The lock that clicked in the door, the floorboard in the hall with the big hole in it, where you could see the Victorian pipes underneath; the sunny little sitting room down the corridor with the bay windows, the radiator in a fretwork covered box. The bookshelves, still filled with her books, gaps where he had taken his books away – all these things, stored somewhere in her memory, forgotten till now. She didn’t remember leaving her flat for the last time. She remembered scenes within it, though. She remembered coming here for the first time with Sean, the first Christmas here … waking up on a Sunday morning, in bed together, the papers, friends for lunch … as Kate stood in the living room, keys in her hand, and looked around, she smiled grimly. Every bloody couple cliché under the sun, like an advert for a sofa workshop or a kitchen sale.

The recent tenant, Gemma, was about her age, and while she’d left everything pretty much as it should have been, for a furnished flat, she’d moved the armchairs around. Frowning, Kate pushed them back to where she’d had them before, one next to the sofa, the other in front of the window. She leant against the window sill and breathed in, memory flooding over her with the smell of wood, of lavender, of something indefinable, dusty, earthy, cosy, the smell of her flat.

Funny that it should be so comforting to be back here. Funny. She put the keys quietly down on the table, almost as if she were afraid of disturbing someone, and took off her coat, putting it gingerly on an armchair. She went into the kitchen, noting with pleasure that the pots and pans hanging on the hooks she’d so lovingly put up a couple of months before she’d gone were still there. On the tiny little balcony that led off the kitchen door, no more than doormat-size, really, she could see the thyme and rosemary were still going strong. She opened the door, pulling it slightly, remembering how it always used to stick.

There were people walking on the street outside; families pushing buggies, people chatting outside the little row of shops down the road. Kate craned her neck to watch them, to look down, over the wide boulevard of redbrick apartments lined with trees that were sprinkled with fat, green little buds. Beyond the shops was Lord’s cricket ground, a ten-minute walk, then Regent’s Park, the Zoo, the canal … down Maida Vale, which she could just see, was Edgware Road, leading into the park, to Mayfair, into town. All just outside. She could go out now, could be in any of those places, which she’d dreamt of over the past three years with increasing frequency. She could do that, she was back.
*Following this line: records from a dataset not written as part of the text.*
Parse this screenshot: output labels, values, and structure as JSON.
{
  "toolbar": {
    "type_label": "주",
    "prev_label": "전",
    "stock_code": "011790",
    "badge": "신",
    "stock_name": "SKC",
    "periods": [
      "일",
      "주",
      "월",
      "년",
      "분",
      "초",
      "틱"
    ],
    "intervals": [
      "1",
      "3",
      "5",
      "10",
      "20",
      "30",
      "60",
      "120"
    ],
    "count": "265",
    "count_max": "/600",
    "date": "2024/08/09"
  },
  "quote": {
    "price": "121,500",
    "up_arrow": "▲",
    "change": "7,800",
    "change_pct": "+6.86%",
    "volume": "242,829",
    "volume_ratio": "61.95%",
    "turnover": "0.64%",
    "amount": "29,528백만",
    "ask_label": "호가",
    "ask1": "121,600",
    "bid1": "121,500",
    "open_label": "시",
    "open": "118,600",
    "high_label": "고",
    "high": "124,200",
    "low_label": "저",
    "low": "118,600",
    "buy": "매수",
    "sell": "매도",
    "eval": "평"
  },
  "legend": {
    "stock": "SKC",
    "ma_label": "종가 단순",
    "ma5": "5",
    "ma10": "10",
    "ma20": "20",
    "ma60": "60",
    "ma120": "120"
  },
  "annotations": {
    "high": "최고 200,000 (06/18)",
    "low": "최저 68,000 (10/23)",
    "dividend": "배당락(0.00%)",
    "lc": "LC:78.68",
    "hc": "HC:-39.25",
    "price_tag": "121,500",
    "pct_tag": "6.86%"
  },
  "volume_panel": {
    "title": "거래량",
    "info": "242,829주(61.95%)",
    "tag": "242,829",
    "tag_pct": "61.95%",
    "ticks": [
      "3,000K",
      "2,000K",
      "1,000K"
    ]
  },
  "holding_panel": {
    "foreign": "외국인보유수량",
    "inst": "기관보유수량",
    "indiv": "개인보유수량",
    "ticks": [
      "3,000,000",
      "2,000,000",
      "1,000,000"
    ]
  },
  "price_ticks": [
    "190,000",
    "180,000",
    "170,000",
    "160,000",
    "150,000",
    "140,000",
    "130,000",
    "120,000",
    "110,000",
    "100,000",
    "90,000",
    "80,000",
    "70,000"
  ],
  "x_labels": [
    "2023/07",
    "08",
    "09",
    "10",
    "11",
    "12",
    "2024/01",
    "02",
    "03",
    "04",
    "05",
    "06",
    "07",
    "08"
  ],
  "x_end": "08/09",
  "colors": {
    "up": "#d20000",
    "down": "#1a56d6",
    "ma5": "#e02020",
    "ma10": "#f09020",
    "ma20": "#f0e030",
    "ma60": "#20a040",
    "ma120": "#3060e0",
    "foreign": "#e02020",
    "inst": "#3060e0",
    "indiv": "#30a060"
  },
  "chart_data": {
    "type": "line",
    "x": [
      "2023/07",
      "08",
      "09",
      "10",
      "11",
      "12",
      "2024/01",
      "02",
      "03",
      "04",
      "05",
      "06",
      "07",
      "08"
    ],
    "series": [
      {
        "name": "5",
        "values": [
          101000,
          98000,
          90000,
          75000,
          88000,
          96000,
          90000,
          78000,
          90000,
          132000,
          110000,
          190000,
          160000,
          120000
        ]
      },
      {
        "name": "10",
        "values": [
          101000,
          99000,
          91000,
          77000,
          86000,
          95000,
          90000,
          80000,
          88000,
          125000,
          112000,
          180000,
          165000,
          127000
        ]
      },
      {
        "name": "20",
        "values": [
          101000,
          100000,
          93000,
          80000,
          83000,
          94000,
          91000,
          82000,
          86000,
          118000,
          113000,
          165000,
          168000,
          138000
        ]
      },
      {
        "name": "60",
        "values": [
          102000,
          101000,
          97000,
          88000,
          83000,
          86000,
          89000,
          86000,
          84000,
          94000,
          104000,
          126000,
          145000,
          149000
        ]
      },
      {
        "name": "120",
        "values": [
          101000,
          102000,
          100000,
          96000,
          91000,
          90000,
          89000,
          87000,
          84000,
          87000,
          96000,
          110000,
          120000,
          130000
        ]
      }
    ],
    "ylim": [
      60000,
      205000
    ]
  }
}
A loud noise from the bedroom made her jump. Kate turned and ran, relishing the size of the space that was her own, now, and she saw that her suitcase, which she’d leant against the wall, had fallen over, bringing down with it her telescope. She smiled at the sight of it, memory leading her back down a path. Her telescope! She hurried over to the corner of the room, straightening it out, setting it right again. How she had loved that bloody thing when she was a teenager. While Zoe and most of her other friends had been standing outside Tube stations of an evening with their waistbands rolled up and over, to shorten their skirts, ponytails high on their heads, usually to one side, smoking Silk Cut Menthols and chipping their nail polish, Kate had been – where? Yes, at home, looking through her telescope, high up in her attic bedroom, or curled up on her ancient patchwork bedspread, reading Gone with the Wind , or Forever Amber , or some yellowing Victoria Holt novel.